Crigger: If this is true, why hasn't it caught more attention from the mainstream media?

Schectman: Think about it this way; you tell me: How is it that gold can go up almost 500 percent since 2002 (and silver the same thing), and every financial adviser, from Jim Cramer all the way down, isn't screaming to own it? So if they're powerful enough to manipulate the price of gold and violate antitrade laws, then they're probably powerful enough to tell the media to be quiet.

If you look at all the people spewing advice on CNBC and Bloomberg, the whole public has been given nothing but bad advice about gold: told it was too expensive, or that it was in a bubble, or that you shouldn't own it, or that it was an archaic relic that nobody wanted. Yet gold has well outperformed every single asset class over the past decade.

Crigger: So given all this, where should gold be headed?

Schectman: I think it's tough to put a number on it. There are people who say $1650/oz. is a slam dunk, and $2000/oz. and beyond. There's a fine line between conspiracy and plausibility.

A lot of people believe that because the debt burden is so enormously high in this country, that what the government will try to do through monetization and inflation is manage the debt as best they can, and let gold rise to huge, huge levels, and at some point, back it with a new world reserve currency. They'll peg gold to the dollar or a new currency.

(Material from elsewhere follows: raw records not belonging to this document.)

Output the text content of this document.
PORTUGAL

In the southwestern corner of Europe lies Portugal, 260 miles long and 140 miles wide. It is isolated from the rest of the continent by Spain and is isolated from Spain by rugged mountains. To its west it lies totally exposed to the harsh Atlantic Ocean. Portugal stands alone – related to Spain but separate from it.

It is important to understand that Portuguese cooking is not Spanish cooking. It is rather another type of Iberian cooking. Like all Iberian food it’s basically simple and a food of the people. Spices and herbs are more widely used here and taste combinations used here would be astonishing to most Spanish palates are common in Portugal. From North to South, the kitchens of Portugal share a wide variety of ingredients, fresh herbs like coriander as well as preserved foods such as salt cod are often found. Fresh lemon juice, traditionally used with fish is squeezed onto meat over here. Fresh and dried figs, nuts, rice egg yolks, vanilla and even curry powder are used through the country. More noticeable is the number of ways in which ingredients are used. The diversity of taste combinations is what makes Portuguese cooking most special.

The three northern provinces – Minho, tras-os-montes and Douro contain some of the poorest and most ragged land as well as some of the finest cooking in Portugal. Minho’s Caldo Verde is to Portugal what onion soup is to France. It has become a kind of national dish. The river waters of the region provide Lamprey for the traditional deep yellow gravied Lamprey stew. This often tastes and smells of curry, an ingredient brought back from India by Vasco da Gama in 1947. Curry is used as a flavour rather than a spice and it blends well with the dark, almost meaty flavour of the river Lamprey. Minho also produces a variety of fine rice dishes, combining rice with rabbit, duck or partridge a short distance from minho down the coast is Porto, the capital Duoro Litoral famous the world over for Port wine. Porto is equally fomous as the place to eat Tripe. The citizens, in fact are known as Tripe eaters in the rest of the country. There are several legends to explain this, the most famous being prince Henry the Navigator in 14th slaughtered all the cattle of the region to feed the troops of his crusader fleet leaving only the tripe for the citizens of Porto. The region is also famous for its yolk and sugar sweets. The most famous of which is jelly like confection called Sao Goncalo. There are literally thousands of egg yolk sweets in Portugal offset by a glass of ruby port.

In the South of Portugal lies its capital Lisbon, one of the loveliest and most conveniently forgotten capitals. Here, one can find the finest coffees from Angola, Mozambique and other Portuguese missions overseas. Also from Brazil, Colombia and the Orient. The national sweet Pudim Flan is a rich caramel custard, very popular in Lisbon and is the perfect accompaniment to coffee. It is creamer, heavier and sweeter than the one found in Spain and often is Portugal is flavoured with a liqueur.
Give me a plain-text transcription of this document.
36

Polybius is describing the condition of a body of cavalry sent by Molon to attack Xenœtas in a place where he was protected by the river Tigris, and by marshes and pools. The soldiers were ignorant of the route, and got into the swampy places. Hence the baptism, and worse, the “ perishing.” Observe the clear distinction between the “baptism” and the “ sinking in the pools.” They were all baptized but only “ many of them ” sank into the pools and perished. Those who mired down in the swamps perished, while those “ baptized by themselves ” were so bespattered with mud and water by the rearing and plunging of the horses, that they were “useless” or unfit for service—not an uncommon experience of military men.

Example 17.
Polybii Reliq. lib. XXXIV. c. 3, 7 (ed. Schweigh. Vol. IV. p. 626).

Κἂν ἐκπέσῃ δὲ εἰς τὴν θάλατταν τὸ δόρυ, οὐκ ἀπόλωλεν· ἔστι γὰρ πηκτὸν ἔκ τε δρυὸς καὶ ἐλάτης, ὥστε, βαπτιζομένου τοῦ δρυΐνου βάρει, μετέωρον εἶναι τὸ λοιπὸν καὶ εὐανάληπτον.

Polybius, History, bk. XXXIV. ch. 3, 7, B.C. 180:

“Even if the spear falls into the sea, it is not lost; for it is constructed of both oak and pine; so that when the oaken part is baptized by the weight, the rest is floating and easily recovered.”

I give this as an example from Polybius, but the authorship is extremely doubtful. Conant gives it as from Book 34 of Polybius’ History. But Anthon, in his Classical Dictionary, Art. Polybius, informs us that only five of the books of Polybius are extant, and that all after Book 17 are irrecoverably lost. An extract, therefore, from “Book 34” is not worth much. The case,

Bottom line, it would not surprise me one bit to see gold at $3000, $4000, $5000/oz. Now I know that sounds crazy, but that's no more crazy than in 1991, when the Dow Jones was 2100, saying that it would one day reach 14,000. I do believe that bull markets go higher than anyone ever thinks possible, and bull markets go lower than anyone thinks possible, and I think without question, the best days are ahead for anyone who owns gold.